Il problema di base
Il mercato italiano dei giochi d’azzardo online è un campo minato, dove la normativa muta più rapidamente di un jackpot. I giocatori cercano libertà, gli operatori cercano profitto, ma il legislatore sembra incappare in un loop di contraddizioni. Qui non si tratta di teoria, ma di soldi veri, di licenze che spariscono e di siti bloccati da una sentenza inattesa. La realtà è che il rischio di chiusura è alto, e il margine di errore è quasi nullo.
Quadro normativo attuale
Attualmente, la legge di riferimento è il Decreto Dignità, intriso di restrizioni che colpiscono sia i bookmaker che i casinò. Questo provvedimento, introdotto nel 2018, ha annullato le licenze AAMS rimanenti, lasciando intatto solo il monopolio del gioco d’azzardo tradizionale. Il risultato? Un vuoto legislativo che spinge gli operatori a operare sotto licenze estere, ma con costi di compliance astronomici. In pratica, il gioco online è diventato un territorio grigio, dove la legalità è più una questione di interpretazione che di certezza.
Decreto Dignità
Il decreto fa leva su due fronti: limitare le pubblicità e chiudere le piattaforme non autorizzate. Gli effetti sono tangibili: il traffico organico cala, i costi di marketing triplicano, e le piattaforme si ritrovano a dover nascondere i propri contenuti dietro VPN o proxy. Il paradosso è che, mentre il governo dichiara di proteggere i consumatori, il risultato è una maggiore esposizione a siti non regolamentati, con tutti i rischi che ne derivano.
AAMS e licenze mancanti
L’Agenzia delle Dogane e dei Monopoli, ex AAMS, controlla solo i giochi d’azzardo fisici. Nessuna nuova licenza per il casinò online è stata concessa da allora, e la Corte di Giustizia europea ha più volte ribaltato decisioni italiane, creando ulteriore incertezza. Questo vuoto ha alimentato il mercato nero, dove i player trovano offerte più allettanti ma senza alcuna garanzia di pagamento o di gioco responsabile.

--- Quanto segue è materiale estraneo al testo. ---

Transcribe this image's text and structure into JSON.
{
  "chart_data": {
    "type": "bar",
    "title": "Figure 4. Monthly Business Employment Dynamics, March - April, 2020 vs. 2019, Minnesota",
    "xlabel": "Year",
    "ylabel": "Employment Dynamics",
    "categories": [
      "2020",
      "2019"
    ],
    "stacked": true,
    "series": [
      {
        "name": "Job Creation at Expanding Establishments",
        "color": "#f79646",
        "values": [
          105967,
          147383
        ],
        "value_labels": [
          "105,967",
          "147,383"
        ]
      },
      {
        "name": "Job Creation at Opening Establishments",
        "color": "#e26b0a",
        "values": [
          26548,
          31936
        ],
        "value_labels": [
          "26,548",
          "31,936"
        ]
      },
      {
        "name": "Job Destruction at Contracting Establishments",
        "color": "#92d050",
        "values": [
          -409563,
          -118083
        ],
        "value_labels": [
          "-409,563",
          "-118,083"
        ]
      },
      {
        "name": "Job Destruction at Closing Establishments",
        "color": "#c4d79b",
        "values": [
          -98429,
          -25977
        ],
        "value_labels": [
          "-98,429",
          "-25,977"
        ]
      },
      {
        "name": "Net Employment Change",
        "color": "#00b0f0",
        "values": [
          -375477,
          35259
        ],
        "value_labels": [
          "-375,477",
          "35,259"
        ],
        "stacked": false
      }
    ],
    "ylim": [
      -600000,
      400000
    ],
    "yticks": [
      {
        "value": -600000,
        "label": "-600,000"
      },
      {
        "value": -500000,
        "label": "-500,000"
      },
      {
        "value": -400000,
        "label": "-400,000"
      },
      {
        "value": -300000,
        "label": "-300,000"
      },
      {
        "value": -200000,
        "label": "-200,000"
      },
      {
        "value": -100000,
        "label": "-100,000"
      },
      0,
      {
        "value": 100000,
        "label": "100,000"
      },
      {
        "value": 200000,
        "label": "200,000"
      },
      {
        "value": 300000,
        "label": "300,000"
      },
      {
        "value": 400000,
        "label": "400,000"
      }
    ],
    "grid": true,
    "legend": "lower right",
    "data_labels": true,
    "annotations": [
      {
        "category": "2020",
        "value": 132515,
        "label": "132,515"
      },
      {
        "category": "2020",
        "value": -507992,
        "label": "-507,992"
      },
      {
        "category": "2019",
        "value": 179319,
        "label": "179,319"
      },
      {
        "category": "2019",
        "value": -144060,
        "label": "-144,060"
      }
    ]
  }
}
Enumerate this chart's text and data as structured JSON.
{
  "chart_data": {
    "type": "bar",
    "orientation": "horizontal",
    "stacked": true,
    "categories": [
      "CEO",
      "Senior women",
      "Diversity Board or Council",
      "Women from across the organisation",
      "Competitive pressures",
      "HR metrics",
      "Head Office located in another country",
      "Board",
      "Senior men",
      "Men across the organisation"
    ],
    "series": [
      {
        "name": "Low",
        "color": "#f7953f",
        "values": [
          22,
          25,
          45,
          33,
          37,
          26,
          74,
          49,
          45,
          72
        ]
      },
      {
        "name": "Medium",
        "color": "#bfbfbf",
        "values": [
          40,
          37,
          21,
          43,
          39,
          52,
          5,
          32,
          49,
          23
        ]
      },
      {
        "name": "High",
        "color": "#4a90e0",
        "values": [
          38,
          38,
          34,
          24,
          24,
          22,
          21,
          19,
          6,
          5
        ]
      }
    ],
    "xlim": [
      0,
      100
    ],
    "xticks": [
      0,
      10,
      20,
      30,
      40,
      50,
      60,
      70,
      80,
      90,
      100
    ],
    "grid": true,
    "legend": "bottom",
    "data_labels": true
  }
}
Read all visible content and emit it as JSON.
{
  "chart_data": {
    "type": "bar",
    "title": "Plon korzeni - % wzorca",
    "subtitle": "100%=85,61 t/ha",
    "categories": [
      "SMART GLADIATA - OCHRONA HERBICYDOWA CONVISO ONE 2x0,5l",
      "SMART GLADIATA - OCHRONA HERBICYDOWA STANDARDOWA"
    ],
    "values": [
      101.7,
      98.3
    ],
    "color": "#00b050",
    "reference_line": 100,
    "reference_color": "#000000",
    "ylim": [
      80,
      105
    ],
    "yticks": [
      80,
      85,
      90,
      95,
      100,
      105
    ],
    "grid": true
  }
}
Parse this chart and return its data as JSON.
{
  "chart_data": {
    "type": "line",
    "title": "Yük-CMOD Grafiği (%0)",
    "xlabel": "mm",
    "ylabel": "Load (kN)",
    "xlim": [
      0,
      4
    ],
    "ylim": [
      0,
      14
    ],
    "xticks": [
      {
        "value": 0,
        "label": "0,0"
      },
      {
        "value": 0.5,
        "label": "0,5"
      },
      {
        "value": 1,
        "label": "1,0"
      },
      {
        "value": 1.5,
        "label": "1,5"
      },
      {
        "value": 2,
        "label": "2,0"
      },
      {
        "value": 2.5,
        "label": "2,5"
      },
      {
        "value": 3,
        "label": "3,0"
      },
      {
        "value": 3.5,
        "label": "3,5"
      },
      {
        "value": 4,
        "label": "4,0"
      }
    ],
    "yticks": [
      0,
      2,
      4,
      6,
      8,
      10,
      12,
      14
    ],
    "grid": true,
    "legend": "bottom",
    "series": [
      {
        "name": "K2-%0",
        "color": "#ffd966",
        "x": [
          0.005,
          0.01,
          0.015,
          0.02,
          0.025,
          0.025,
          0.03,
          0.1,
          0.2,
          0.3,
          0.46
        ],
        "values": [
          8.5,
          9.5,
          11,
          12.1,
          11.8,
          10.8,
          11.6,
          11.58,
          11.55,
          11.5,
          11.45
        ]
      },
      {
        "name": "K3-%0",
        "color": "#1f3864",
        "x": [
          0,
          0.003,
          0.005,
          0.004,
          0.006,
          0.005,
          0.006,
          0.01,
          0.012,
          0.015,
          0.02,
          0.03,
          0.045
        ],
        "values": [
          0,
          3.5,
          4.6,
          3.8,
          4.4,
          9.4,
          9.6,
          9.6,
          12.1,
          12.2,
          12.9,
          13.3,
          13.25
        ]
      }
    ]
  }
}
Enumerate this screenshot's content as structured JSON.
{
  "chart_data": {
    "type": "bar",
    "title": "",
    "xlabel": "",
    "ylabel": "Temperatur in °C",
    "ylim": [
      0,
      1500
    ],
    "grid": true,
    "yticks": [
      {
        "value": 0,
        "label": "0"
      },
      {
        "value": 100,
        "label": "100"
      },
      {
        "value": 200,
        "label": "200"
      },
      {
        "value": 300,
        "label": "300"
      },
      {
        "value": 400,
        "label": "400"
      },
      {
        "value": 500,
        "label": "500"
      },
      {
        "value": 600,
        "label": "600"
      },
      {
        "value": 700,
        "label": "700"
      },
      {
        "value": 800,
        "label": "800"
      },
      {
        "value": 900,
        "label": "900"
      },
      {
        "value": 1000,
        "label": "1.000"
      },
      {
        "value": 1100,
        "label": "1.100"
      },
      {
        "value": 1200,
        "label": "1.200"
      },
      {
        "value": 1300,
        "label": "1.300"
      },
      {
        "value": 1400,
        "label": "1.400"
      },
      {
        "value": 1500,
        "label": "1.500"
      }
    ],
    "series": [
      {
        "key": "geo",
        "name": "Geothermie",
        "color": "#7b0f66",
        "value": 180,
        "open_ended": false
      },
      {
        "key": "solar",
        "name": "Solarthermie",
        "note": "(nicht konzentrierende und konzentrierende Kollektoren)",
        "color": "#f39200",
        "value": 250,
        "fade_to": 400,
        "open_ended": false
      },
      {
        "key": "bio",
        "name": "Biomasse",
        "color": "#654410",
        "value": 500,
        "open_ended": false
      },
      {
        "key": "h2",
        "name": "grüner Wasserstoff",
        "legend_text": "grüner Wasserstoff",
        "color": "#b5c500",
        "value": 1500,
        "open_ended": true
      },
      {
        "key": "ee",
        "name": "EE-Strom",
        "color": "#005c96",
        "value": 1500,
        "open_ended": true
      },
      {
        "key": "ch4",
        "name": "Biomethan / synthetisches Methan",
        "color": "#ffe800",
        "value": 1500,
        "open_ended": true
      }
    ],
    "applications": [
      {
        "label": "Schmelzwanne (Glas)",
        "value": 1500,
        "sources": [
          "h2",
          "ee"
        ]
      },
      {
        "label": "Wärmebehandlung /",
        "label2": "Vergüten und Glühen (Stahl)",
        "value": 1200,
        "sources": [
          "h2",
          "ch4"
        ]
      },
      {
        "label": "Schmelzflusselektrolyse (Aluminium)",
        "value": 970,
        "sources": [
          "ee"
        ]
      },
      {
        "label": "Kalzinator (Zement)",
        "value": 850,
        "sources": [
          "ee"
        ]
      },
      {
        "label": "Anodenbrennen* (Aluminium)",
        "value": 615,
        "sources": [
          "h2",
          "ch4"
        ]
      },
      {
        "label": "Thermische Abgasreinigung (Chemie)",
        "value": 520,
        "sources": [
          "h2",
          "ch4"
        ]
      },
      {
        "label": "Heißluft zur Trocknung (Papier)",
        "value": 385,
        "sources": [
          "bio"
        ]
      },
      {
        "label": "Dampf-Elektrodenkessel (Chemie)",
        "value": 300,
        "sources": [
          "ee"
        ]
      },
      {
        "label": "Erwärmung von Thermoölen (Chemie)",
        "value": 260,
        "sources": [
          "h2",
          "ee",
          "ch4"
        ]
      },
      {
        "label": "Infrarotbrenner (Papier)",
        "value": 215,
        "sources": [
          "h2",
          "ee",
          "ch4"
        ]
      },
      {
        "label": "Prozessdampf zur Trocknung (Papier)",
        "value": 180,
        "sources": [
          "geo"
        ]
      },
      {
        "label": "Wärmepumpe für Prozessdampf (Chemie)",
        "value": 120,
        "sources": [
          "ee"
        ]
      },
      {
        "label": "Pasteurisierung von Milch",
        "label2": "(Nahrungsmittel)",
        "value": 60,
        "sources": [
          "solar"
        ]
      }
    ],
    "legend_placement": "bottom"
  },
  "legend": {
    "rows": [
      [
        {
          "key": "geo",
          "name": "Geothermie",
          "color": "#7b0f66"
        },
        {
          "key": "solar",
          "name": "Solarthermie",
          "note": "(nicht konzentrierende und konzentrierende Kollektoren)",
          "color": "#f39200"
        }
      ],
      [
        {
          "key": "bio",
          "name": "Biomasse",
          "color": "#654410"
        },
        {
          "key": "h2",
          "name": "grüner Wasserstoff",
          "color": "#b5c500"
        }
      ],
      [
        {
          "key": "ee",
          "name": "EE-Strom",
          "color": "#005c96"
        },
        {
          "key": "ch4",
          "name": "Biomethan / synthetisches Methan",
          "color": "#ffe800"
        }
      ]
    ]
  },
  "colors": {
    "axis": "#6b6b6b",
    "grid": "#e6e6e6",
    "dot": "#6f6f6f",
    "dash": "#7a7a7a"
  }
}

Conseguenze per gli operatori
Gli operatori devono scegliere tra chiudersi o trasferirsi all’estero, dove la normativa è più flessibile ma i costi operativi aumentano. Molti optano per la registrazione in Curaçao o Malta, ma devono comunque fronteggiare i blocchi IP imposti dall’Autorità per le garanzie nelle comunicazioni. Il risultato è una corsa continua fra server e firewall, con un impatto negativo sull’esperienza utente: tempi di latenza più lunghi, pagamenti più lenti, e un supporto clienti spesso frammentato.
Cosa fare adesso
Se vuoi muovere i primi passi, la prima regola è chiara: verifica la licenza del tuo partner, controlla che sia in regola con la normativa europea, e testa la qualità dei server. Non dimenticare di monitorare costantemente le fonti ufficiali e di avere una strategia di backup pronta. Guarda i movimenti di casinononaamslist.com per capire quali piattaforme stanno sopravvivendo e quali invece cadono.
Registra un dominio, richiedi una licenza offshore certificata, e lancia subito la tua piattaforma.